Gluten-free, corn-free DUMP AND BAKE bread. Takes about 10 minutes of work to get it done.

USE SAFE FOR YOU INGREDIENTS

Frittatas are done.  Had all the pans and stuff out, so thought I would make bread.  Dump and bake bread in the oven.

Today's recipe -
DRY:
10 cups 50% starches (sweet potato, potato, tapioca) 50% chickpea (besan) Flour
4 tablespoons baking powder (make your own for safety)
Salt to taste

WET:
16 oz sour cream (can use any somewhat greasy/milky sub)
1 cup oil
1 cup melted butter (or GHEE) (can use any oil or sub a liquid)
a couple cups of water (to thin it all out to thickness of thick pancake batter)
6 eggs (prob would work with some sort of egg-replacer, but you gotta have enough to puff up the stuff or you will end up with hockey pucks!)

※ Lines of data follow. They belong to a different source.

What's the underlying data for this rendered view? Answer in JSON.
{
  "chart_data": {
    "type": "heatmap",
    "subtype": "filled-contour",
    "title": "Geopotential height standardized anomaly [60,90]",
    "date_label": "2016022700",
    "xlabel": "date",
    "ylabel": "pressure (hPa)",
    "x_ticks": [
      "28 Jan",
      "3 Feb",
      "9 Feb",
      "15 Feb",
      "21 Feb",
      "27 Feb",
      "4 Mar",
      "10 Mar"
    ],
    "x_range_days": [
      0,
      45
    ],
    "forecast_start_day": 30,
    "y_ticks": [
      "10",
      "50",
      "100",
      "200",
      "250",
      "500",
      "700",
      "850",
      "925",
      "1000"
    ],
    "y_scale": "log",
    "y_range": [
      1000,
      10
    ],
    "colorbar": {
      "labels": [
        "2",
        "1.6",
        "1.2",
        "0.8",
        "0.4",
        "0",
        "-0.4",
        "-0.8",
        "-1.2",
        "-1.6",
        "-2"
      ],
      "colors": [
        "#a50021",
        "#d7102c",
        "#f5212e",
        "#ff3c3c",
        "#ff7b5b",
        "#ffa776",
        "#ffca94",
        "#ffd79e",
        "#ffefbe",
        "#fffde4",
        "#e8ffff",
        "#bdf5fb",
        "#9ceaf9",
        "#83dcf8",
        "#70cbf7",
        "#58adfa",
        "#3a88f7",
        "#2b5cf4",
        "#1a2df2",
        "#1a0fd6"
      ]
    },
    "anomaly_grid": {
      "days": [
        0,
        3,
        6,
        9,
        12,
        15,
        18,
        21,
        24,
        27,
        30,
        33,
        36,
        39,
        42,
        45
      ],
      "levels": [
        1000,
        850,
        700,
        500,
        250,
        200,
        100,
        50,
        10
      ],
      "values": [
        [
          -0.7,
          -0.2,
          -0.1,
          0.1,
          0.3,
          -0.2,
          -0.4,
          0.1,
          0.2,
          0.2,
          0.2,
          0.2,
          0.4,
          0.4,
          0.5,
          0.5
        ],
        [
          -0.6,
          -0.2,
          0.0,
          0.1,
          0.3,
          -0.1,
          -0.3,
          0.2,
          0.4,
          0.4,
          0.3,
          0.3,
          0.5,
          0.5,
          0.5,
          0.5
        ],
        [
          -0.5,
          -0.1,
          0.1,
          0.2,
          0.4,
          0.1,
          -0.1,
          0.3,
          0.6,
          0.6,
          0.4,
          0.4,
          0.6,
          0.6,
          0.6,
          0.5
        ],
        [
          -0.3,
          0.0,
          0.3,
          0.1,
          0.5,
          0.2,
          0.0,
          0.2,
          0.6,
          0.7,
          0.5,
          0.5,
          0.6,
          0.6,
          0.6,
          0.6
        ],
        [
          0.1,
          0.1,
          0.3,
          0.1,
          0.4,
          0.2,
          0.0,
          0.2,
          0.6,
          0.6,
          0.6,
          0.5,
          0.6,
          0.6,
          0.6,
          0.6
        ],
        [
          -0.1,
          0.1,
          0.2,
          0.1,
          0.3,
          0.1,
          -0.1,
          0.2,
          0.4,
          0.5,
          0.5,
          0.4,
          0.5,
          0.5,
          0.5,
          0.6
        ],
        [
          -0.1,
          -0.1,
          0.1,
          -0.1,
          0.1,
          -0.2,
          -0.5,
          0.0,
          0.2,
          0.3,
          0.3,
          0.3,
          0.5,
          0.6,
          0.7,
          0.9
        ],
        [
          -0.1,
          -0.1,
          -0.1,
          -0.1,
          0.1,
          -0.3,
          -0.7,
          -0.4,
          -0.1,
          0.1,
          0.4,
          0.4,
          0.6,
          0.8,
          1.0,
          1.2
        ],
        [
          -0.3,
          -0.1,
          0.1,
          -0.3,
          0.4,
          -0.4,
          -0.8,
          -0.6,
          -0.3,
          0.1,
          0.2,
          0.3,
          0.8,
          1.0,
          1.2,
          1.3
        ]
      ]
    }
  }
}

step 1 - Mix dry.  (2 minutes to measure and mix)

Step 2 - Whisk eggs, add wet stuff, mix well. (3 minutes to break eggs, whisk and mix)

Step 3 - Pour wet into dry.  Stir until thoroughly mixed. (3 minutes)

Step 4 - Dump into 2 cake pans (greased) (1 minute).

Put into COLD OVEN (no preheating necessary).  Bake at 375 for 90 minutes.

Check after 60 minutes.  Done when thumps hollow and is cracked on top.